The bill would offer data centers exemptions to Maryland’s personal property and sales and use tax, provided they invest $5 million within three years of filing for the exemption — and hire at least five personnel earning 1.5 times the state’s minimum wage.
The investment requirement drops to $2 million in the Tier I counties of Allegany, Baltimore City Caroline, Dorchester, Garrett, Kent, Somerset, Washington, Wicomico and Worcester–because these counties have unemployment rates the exceed 150 percent of the state average.
“Other states have recognized the valuable economic impact these facilities bring to local economies and have changed their tax policies to incentivize these companies to come to their states,” Hershey said. “Maryland is not leading, we’re not even in the game.”
He said the demand for new data centers is increasing and that other states have seen economic rewards from providing tax incentives to data center firms. The bill would also allow a local jurisdiction to reduce the percentage of its own personal property tax to attract data centers.
Former U.S Congresswoman Barbara Comstock of Virginia also testified before the committee and spoke of her state’s tax revenue windfall from data centers.
She said in 2012 Virginia updated its incentives for data centers and tax revenue in Loudon County alone soared from $50 million in 2012 to $350 million in 2020.
She said there has not been a year where the taxpayers lost any money.
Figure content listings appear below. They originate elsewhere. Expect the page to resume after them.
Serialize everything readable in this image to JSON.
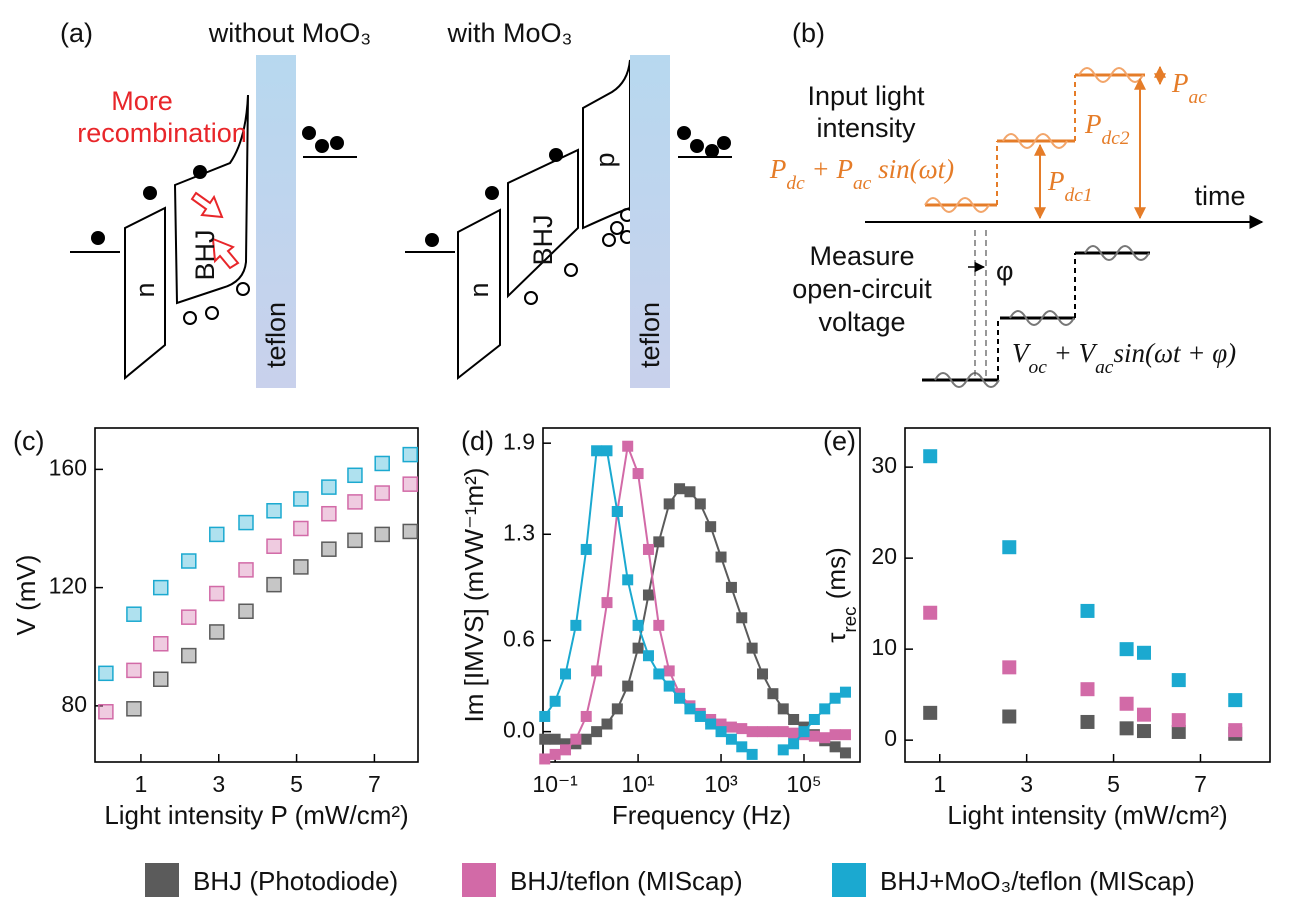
{
  "panel_a": {
    "label": "(a)",
    "left_title": "without MoO₃",
    "right_title": "with MoO₃",
    "annotation": [
      "More",
      "recombination"
    ],
    "n_label": "n",
    "bhj_label": "BHJ",
    "p_label": "p",
    "teflon_label": "teflon"
  },
  "panel_b": {
    "label": "(b)",
    "input_label": [
      "Input light",
      "intensity"
    ],
    "input_formula": [
      {
        "text": "P"
      },
      {
        "sub": "dc"
      },
      {
        "text": " + P"
      },
      {
        "sub": "ac"
      },
      {
        "text": " sin(ωt)"
      }
    ],
    "pdc1": [
      {
        "text": "P"
      },
      {
        "sub": "dc1"
      }
    ],
    "pdc2": [
      {
        "text": "P"
      },
      {
        "sub": "dc2"
      }
    ],
    "pac": [
      {
        "text": "P"
      },
      {
        "sub": "ac"
      }
    ],
    "time_label": "time",
    "measure_label": [
      "Measure",
      "open-circuit",
      "voltage"
    ],
    "phase_label": "φ",
    "output_formula": [
      {
        "text": "V"
      },
      {
        "sub": "oc"
      },
      {
        "text": " + V"
      },
      {
        "sub": "ac"
      },
      {
        "text": "sin(ωt + φ)"
      }
    ]
  },
  "chart_data": [
    {
      "type": "scatter",
      "panel_label": "(c)",
      "x_label": "Light intensity P (mW/cm²)",
      "y_label": "V (mV)",
      "markers": "hollow",
      "x": [
        0.1,
        0.82,
        1.51,
        2.23,
        2.95,
        3.7,
        4.42,
        5.11,
        5.83,
        6.5,
        7.2,
        7.92
      ],
      "xlim": [
        -0.18,
        8.12
      ],
      "xticks": [
        1,
        3,
        5,
        7
      ],
      "ylim": [
        61,
        174
      ],
      "yticks": [
        80,
        120,
        160
      ],
      "legend": "bottom",
      "series": [
        {
          "name": "BHJ (Photodiode)",
          "color": "#5b5b5b",
          "values": [
            null,
            79,
            89,
            97,
            105,
            112,
            121,
            127,
            133,
            136,
            138,
            139
          ]
        },
        {
          "name": "BHJ/teflon (MIScap)",
          "color": "#d26aa7",
          "values": [
            78,
            92,
            101,
            110,
            118,
            126,
            134,
            140,
            145,
            149,
            152,
            155
          ]
        },
        {
          "name": "BHJ+MoO₃/teflon (MIScap)",
          "color": "#1ba9d0",
          "values": [
            91,
            111,
            120,
            129,
            138,
            142,
            146,
            150,
            154,
            158,
            162,
            165
          ]
        }
      ]
    },
    {
      "type": "line",
      "panel_label": "(d)",
      "x_label": "Frequency (Hz)",
      "y_label": "Im [IMVS] (mVW⁻¹m²)",
      "log_x": true,
      "x": [
        0.0562,
        0.1,
        0.178,
        0.316,
        0.562,
        1,
        1.78,
        3.16,
        5.62,
        10,
        17.8,
        31.6,
        56.2,
        100,
        178,
        316,
        562,
        1000,
        1780,
        3160,
        5620,
        10000,
        17800,
        31600,
        56200,
        100000,
        178000,
        316000,
        562000,
        1000000
      ],
      "xlim": [
        0.051,
        2240000
      ],
      "xticks": [
        {
          "value": 0.1,
          "label": "10⁻¹"
        },
        {
          "value": 10,
          "label": "10¹"
        },
        {
          "value": 1000,
          "label": "10³"
        },
        {
          "value": 100000,
          "label": "10⁵"
        }
      ],
      "ylim": [
        -0.2,
        2.0
      ],
      "yticks": [
        {
          "value": 0,
          "label": "0.0"
        },
        0.6,
        1.3,
        1.9
      ],
      "series": [
        {
          "color": "#5b5b5b",
          "values": [
            -0.05,
            -0.05,
            -0.08,
            -0.08,
            -0.05,
            0.0,
            0.05,
            0.15,
            0.3,
            0.55,
            0.9,
            1.25,
            1.5,
            1.6,
            1.58,
            1.5,
            1.35,
            1.15,
            0.95,
            0.75,
            0.55,
            0.38,
            0.25,
            0.15,
            0.08,
            0.03,
            -0.02,
            -0.06,
            -0.1,
            -0.14
          ]
        },
        {
          "color": "#d26aa7",
          "values": [
            -0.18,
            -0.15,
            -0.12,
            -0.05,
            0.1,
            0.4,
            0.85,
            1.45,
            1.88,
            1.7,
            1.2,
            0.7,
            0.4,
            0.25,
            0.17,
            0.12,
            0.08,
            0.05,
            0.03,
            0.02,
            0.0,
            0.0,
            0.0,
            0.0,
            -0.01,
            -0.02,
            -0.03,
            -0.04,
            -0.02,
            -0.02
          ]
        },
        {
          "color": "#1ba9d0",
          "values": [
            0.1,
            0.2,
            0.38,
            0.7,
            1.2,
            1.85,
            1.85,
            1.45,
            1.0,
            0.7,
            0.5,
            0.38,
            0.3,
            0.22,
            0.15,
            0.1,
            0.05,
            0.0,
            -0.05,
            -0.1,
            -0.15,
            null,
            null,
            -0.12,
            -0.08,
            0.0,
            0.08,
            0.15,
            0.22,
            0.26
          ]
        }
      ]
    },
    {
      "type": "scatter",
      "panel_label": "(e)",
      "x_label": "Light intensity (mW/cm²)",
      "y_label": [
        {
          "text": "τ"
        },
        {
          "sub": "rec"
        },
        {
          "text": " (ms)"
        }
      ],
      "x": [
        0.78,
        2.6,
        4.4,
        5.3,
        5.7,
        6.5,
        7.8
      ],
      "xlim": [
        0.2,
        8.6
      ],
      "xticks": [
        1,
        3,
        5,
        7
      ],
      "ylim": [
        -2.4,
        34.3
      ],
      "yticks": [
        0,
        10,
        20,
        30
      ],
      "series": [
        {
          "color": "#5b5b5b",
          "values": [
            3.0,
            2.6,
            2.0,
            1.3,
            1.0,
            0.9,
            0.7
          ]
        },
        {
          "color": "#d26aa7",
          "values": [
            14.0,
            8.0,
            5.6,
            4.0,
            2.8,
            2.2,
            1.1
          ]
        },
        {
          "color": "#1ba9d0",
          "values": [
            31.2,
            21.2,
            14.2,
            10.0,
            9.6,
            6.6,
            4.4
          ]
        }
      ]
    }
  ]
}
Hershey commended the efforts of the Kent County Economic Development Office for requesting the bill, which will have a statewide benefit.
Kent Economic Development Director Jamie Williams said the tax incentives would be the first step in attracting data centers.
“The need for data storage and processing increases daily,” she told the committee. “It’s not a matter of if these data centers will be built, it is a matter of where.”
Kent County Commissioner Bob Jacob said that new data centers would greatly benefit from the county’s recent $7 million investment in an open fiber-optic network. He said the 150-mile network was recently completed without state funds.
He told the committee that Loudon County, VA had increased its commercial tax base 15 percent while increasing funding for education.
“They did it with the attraction of data centers and it was possible in part from the sales and use tax exemption,” he said. “Maryland would like an opportunity to share in a small portion of that industry.”
Dee Anna Sobczak, CEO of Kent FIBER Optic Systems, said the need for data centers is growing 40 percent a year–and will continue at the current pace for the next decade.
She said data centers draw other tech companies that want to be near them.
“There are many areas in the state that are prime for data centers, but without the incentives, they will never come,” she said. She said it was hard for Maryland to be competitive with tax-free Delaware and Virginia, “the data center capital of the world.”
There are currently 35 other states offering tax incentives to attract data centers, she said.
Hershey’s co-sponsor, Sen. Doug Peters, said Prince George’s County is also well suited to host data centers.
“This bill is important because we need to be competitive like neighboring states in order to attract data center clients to Maryland,” he said in an email to the Spy. “Prince George’s County is perfectly positioned to house these data centers in its numerous industrial complexes.”
Del. Jay Jacobs, R-Kent, has a cross-filed bill in the House of Delegates that has also won bipartisan support. A hearing is scheduled for March 6.
“Our Legislators should act on this bill quickly to ensure companies can invest in Maryland communities on an equal footing with competing states,” said Chestertown Ward 2 Councilman Tom Herz, who campaigned on the benefits of data centers tapping into Kent’s fiber network. “Doing so will spur economic growth in both our rural counties and urban centers.”
There was no testimony in opposition to the bill.